Il faut donc vraiment souhaiter que le démarrage de ces exploitations ouvre, pour le pays, une nouvelle ère de prospérité. Car les reports successifs, dont le dernier était lié à la pandémie du coronavirus, ont largement affecté l’économie sénégalaise qui vivait à crédit dans l’attente de cette manne pétrolière et qui compte sur les revenus du pétrole et du gaz pour redynamiser son économie, créer des emplois et développer des infrastructures. On devra patienter, quoique fassent miroiter les ambitieux programmes gouvernementaux qui se succèdent depuis 2014, car la réalité est là, largement tributaire des rêves pétroliers : depuis 2012, la dette publique du Sénégal est passée de 42,9 à 67 % du PIB en 2020, selon le Fonds monétaire international (FMI). Cet accroissement s’explique d’abord par les investissements massifs dans des projets d’infrastructures et de développement réalisés dans le cadre du Plan Sénégal émergent (PSE), mais aussi par des augmentations de salaire en 2018 et des subventions dans le secteur énergétique. Mais les retombées du pétrole sur l’économie ne sont pas attendues avant 5 ou 6 ans…

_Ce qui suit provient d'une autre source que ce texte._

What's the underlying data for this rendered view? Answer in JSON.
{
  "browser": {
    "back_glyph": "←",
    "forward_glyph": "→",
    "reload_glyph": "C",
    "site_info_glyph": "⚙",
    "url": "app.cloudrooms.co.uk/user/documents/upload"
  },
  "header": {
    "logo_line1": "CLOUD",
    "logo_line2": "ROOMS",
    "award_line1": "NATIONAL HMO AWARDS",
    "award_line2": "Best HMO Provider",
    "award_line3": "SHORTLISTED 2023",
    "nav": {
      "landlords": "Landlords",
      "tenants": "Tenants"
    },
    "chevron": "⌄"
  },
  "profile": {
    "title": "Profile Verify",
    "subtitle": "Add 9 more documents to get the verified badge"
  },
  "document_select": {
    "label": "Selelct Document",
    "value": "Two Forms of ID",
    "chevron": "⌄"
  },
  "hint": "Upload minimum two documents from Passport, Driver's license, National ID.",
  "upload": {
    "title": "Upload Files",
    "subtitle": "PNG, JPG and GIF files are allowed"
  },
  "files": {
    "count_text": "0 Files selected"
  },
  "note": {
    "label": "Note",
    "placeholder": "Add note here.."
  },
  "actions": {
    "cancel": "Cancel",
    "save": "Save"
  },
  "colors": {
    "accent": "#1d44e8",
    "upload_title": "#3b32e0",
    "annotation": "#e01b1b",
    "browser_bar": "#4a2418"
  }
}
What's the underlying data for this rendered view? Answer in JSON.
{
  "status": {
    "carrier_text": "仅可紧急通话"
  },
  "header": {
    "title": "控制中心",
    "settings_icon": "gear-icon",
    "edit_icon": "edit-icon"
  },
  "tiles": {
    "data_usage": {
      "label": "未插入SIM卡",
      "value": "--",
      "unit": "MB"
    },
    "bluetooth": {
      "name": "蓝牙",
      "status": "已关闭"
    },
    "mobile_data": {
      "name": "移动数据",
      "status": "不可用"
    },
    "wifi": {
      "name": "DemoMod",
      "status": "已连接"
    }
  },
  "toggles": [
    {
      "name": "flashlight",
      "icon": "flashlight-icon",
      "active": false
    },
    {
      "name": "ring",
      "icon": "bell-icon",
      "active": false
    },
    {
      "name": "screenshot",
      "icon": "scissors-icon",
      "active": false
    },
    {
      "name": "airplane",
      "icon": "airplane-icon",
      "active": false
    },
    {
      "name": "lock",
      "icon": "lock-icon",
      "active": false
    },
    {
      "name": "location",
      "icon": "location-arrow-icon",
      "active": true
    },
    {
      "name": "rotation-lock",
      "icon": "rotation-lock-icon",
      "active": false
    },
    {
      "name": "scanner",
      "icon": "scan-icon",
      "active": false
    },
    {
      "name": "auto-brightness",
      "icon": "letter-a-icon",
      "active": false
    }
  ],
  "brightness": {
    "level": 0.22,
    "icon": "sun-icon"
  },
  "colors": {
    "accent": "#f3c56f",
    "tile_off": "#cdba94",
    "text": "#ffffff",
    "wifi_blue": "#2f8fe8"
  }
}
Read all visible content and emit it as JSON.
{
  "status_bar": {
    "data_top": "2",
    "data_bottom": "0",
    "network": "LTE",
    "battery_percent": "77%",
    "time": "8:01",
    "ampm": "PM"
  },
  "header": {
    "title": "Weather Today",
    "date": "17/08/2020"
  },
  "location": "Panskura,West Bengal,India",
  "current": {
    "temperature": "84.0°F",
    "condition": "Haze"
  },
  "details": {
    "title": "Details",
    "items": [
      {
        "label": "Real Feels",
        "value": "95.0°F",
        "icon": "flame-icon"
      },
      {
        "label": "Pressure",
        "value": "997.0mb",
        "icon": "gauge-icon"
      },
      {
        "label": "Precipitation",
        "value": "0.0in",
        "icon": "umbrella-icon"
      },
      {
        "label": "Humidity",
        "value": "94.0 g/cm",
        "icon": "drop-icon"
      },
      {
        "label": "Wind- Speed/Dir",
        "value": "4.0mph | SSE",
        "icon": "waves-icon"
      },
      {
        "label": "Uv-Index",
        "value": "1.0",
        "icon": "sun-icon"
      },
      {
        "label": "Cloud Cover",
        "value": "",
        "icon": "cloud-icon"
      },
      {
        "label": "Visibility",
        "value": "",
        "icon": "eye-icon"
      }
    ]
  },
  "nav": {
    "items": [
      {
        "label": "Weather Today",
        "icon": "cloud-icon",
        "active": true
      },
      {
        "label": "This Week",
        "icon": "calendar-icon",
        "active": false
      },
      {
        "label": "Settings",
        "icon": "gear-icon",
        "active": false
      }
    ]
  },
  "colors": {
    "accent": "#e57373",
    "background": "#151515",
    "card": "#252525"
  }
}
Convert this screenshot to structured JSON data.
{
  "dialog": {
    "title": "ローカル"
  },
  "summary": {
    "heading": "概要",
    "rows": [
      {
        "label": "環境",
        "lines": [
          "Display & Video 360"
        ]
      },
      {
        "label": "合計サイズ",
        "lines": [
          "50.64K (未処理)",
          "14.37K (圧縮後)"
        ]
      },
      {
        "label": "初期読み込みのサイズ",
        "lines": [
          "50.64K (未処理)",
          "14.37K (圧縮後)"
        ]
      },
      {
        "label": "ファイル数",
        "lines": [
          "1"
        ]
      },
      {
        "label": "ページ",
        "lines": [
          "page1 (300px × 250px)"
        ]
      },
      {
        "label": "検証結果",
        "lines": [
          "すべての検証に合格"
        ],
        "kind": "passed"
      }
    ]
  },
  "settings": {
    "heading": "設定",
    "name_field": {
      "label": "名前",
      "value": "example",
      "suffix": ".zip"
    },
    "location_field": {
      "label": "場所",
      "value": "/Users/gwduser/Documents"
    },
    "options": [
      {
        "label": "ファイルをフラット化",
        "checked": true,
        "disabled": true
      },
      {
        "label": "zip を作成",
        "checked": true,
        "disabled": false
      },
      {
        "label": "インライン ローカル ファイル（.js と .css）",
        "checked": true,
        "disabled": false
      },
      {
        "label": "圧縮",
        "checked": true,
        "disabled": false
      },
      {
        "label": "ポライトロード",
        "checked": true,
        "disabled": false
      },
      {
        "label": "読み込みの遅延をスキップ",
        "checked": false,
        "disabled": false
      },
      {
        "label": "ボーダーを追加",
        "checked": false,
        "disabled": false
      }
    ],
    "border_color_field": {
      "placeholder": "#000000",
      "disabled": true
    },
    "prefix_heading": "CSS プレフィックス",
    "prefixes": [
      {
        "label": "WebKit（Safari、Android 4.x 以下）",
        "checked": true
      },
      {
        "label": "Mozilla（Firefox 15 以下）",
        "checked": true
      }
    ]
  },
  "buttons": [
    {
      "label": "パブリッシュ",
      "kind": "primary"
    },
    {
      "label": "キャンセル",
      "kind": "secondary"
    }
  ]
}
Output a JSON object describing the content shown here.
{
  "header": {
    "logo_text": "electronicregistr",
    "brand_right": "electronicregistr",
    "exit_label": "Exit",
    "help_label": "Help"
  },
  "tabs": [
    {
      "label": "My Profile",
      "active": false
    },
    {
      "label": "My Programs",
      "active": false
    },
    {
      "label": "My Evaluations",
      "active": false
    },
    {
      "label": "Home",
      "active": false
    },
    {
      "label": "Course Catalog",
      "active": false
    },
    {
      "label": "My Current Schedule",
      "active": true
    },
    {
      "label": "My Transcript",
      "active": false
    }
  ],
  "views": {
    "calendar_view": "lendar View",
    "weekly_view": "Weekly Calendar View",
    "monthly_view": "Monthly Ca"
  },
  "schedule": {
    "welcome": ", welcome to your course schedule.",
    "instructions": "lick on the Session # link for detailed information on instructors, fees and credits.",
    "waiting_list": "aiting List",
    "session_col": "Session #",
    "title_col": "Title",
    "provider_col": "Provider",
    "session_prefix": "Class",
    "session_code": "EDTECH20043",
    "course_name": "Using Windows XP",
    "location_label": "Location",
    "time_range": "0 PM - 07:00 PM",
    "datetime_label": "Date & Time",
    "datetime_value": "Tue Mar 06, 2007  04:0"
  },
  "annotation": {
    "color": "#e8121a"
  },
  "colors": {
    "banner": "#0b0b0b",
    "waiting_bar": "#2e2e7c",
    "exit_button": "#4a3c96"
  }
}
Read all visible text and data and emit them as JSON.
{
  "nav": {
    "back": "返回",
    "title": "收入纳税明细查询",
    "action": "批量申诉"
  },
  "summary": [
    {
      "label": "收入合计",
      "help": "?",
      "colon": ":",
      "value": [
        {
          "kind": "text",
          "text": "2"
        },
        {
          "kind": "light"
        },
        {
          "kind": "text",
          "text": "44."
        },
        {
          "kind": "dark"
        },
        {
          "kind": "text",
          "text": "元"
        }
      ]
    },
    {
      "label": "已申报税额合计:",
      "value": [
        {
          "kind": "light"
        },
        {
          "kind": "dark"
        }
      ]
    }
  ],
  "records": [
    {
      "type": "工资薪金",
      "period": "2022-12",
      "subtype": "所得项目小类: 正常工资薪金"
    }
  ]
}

Le pétrole : dans cette caverne qui peut aussi bien être celle d’Ali baba et les quarante voleurs que celle de la rédemption d’un pays qui en a bien besoin, il faut espérer que certains princes ne prélèvent pas déjà leur dîme. A son chevet, en tout cas, l’opinion, dépitée, mais vigilante, interroge le pronostic vital ; il semble qu’il ne soit pas tout à fait engagé. Tant mieux !.